Posted on October 25, 2019 by staff

EdTech start-up aiming to hit £100m turnover

Technology

A former teacher turned EdTech entrepreneur believes his collaborative lesson planning platform can transform the profession and become a £100m business in the process.

Teachers currently spend around 40 per cent of their time planning lessons but Atif Mahmood believes his start-up Teacherly is the solution by getting teachers to collaborate through technology.

More than 2,000 schools and 70,000 teachers have already signed up the platform, which has just broken into the UAE market.

Mahmood said he decided to do something after witnessing the problem first-hand and seeing a growing number of colleagues leave the industry.

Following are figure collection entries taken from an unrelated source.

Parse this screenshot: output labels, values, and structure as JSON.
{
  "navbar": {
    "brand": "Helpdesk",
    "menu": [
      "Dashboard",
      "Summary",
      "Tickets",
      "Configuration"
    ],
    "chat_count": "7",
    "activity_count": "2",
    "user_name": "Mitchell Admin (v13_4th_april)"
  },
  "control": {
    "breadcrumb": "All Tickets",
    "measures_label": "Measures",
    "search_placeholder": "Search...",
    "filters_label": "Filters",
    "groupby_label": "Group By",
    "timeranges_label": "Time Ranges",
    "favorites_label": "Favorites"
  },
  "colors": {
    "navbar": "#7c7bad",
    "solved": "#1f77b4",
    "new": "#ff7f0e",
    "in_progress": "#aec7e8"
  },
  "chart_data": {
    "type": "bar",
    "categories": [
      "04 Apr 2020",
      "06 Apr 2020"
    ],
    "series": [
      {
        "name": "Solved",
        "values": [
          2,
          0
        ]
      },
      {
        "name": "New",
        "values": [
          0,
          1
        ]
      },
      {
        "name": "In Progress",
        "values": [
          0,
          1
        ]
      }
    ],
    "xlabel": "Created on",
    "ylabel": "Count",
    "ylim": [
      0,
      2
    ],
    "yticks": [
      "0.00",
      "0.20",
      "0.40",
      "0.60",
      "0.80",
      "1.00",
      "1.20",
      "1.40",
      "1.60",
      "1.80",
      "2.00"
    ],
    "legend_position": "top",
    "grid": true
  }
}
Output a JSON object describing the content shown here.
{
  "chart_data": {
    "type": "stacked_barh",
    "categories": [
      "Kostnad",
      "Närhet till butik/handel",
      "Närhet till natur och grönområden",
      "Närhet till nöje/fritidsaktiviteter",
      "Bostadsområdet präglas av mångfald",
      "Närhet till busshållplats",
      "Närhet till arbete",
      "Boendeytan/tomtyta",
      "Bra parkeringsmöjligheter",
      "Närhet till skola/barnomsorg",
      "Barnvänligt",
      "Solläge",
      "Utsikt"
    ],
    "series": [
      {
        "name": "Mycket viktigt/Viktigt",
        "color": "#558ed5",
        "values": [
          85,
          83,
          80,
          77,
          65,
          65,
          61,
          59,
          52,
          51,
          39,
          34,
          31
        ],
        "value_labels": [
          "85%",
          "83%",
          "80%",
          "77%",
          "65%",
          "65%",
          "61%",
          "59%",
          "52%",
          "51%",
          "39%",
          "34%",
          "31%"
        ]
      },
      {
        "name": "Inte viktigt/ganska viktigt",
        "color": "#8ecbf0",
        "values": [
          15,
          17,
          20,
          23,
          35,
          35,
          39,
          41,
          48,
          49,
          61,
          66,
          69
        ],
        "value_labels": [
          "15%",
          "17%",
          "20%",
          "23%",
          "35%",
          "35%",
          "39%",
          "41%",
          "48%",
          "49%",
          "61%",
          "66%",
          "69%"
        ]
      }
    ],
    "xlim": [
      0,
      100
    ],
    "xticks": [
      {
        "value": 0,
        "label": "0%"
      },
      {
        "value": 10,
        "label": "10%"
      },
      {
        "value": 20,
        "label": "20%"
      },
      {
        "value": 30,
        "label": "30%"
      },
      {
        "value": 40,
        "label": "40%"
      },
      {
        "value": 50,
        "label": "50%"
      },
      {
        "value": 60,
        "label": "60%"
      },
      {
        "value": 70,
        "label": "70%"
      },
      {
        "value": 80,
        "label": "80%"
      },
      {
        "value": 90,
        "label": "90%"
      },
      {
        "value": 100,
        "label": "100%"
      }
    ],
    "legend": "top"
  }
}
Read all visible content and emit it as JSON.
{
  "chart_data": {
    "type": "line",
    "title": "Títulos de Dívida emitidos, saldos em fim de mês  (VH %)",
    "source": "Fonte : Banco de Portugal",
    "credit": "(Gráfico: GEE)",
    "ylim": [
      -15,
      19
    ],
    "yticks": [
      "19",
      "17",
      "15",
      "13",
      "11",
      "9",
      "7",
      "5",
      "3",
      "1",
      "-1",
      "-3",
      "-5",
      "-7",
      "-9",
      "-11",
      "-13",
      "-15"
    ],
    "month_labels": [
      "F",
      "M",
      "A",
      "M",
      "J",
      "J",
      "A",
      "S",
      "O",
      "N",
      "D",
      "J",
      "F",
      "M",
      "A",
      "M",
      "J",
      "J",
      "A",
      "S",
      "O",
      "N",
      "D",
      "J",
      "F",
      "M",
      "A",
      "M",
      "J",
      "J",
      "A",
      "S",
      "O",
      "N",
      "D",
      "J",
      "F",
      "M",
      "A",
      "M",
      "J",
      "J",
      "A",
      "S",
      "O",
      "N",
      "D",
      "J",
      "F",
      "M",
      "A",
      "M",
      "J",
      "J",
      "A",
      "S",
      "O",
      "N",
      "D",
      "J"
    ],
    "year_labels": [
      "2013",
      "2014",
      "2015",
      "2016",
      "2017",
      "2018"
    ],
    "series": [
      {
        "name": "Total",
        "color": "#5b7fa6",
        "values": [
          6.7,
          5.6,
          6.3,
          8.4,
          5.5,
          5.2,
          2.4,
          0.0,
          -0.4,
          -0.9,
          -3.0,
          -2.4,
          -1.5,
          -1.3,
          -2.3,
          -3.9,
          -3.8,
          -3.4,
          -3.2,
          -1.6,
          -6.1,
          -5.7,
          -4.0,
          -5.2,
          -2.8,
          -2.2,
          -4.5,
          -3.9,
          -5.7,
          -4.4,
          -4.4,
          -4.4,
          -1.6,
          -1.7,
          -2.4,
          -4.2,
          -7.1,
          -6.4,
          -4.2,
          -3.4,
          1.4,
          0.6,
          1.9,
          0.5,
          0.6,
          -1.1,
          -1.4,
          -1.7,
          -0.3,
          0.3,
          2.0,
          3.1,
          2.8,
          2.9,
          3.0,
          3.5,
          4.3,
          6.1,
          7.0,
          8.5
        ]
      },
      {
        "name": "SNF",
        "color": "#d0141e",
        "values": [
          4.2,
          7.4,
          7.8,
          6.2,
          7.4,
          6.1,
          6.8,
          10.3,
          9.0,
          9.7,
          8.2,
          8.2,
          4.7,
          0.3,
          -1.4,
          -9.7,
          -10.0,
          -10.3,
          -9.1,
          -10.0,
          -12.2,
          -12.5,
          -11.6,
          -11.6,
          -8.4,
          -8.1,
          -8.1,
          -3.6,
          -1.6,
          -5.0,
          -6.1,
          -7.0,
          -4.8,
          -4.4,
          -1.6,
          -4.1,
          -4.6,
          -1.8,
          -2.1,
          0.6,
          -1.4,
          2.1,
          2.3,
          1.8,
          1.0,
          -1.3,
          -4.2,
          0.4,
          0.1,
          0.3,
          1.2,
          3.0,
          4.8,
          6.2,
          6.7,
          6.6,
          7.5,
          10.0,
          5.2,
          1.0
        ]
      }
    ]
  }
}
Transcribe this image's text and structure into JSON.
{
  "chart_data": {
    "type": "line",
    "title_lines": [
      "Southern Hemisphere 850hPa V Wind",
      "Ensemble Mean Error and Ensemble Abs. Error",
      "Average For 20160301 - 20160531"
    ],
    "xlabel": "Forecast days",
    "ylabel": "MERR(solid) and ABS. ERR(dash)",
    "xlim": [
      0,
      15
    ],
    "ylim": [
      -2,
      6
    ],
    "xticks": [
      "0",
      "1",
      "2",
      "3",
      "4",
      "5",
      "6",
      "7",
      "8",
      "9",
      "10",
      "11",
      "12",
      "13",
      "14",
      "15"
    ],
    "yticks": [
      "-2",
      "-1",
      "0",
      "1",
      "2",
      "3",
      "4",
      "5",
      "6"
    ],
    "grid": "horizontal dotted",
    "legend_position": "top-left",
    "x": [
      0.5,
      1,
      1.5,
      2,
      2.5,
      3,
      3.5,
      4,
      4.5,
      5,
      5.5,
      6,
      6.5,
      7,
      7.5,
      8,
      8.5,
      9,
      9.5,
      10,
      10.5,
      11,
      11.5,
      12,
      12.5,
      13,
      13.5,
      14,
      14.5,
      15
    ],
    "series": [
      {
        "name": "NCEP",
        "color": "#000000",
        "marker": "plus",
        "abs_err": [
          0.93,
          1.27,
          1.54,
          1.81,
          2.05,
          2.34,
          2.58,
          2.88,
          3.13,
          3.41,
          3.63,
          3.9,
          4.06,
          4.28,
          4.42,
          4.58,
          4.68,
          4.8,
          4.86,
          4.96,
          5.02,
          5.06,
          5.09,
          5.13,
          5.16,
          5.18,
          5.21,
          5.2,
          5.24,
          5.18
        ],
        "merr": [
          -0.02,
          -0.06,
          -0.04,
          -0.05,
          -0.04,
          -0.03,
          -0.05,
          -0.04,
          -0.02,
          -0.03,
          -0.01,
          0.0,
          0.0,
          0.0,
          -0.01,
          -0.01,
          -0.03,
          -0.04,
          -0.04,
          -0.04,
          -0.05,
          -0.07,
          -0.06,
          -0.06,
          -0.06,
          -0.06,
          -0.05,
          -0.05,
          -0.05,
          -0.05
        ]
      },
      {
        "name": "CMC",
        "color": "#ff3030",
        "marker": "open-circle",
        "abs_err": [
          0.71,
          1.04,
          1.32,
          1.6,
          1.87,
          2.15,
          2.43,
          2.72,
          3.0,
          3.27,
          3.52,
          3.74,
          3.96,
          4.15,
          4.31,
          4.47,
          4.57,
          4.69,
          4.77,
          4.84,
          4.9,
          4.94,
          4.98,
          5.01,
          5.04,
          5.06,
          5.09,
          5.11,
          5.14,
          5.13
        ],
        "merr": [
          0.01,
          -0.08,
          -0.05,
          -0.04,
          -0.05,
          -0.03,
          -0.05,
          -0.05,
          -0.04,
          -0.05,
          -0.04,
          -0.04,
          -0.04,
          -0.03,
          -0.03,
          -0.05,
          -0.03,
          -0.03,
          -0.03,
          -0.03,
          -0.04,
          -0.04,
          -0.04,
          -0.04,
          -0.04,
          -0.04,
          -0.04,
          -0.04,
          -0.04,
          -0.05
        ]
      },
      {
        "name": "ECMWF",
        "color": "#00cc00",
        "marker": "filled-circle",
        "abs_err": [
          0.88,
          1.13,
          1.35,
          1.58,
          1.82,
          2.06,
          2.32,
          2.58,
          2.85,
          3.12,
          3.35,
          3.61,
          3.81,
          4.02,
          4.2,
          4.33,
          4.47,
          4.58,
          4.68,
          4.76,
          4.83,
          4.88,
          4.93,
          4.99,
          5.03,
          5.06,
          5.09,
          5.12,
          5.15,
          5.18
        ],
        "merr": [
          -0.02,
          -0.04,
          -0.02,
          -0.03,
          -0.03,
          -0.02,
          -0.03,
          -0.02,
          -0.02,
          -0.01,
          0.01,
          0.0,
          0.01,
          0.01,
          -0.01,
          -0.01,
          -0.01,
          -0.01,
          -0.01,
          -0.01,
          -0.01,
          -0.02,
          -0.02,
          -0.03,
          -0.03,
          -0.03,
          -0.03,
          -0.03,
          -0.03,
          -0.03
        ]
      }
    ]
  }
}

“Teachers spend a lot of time planning lessons,” he said. “If you imagine your child’s teacher or your brother or sister is a teacher, you spend 40 per cent of the time planning lessons, 20 lessons a week, that’s a lot of lessons you have to plan for. And they do it on their own.

“Teacherly allows them to collaborate on the lesson planning with other teachers, connecting teachers teaching the same subject and reducing the workload.”

He launched the SaaS-based business in 2016 after moving from Derby to Manchester to join an Accelerator programme.

Explaining how it works he gave the following example. “A year nine teacher in a school secondary school in Derby signs up, with the department paying for it,” he said. “When they log in, they will see the English teachers, maths teachers, whichever year nine subject they teach, that other teachers are teaching in another city or a country and if they wanted to, send them an invite and collaborate on planning with them.”

Teacherly has raising around £3m, including £1.5m in venture capital funding. The start-up has also received match-funding from the UAE and an undisclosed investment from US-based Global Village, which is backed by high profile entrepreneurs including Reid Hoffman, Jeff Bezos and Bill Gates.

Teacherley’s turnover has grown in the last year from £468,000 to £1.4m, rising to an estimated £3.3m next year. Mahmood predicts it will eventually grow to £100m.

“What I want to do is break that cycle of being here again in 10 year (and teachers) saying, ‘we’re still struggling with workload’,” he said. “The only way to do that is to really grow a business that can go to the moon, and make a difference to the teachers and take them with us.

“The morale for teachers is very low right now especially the new qualified teachers. Just in the UK alone, you’ve got around 460,000 newly qualified teachers coming to the profession but four out of 10 leave. I’m telling you right now robots and AI are not going to replace teachers.”

Mahmood was speaking at a business event in Warrington called ‘On A Stick’, organised by Opus by Carpe Diem. He was of seven entrepreneurs to share their story against a backdrop of Luke Jerram’s seven metre wide ‘Museum of the Moon’ artwork.

The other speakers were:    John Kershaw, founder of M14 Industries; James Bedford, former head of Investment Partnerships at Tech Nation; award-winning Anna Heyes, founder of Active Profile: Guy Weaver, director of Praetura Ventures; serial entrepreneur Lorna Davidson, founder of The Mothership Group and RedWigWam; and former barrister Sue Wright, who is now the managing director of Signature Living and oversees 900 staff.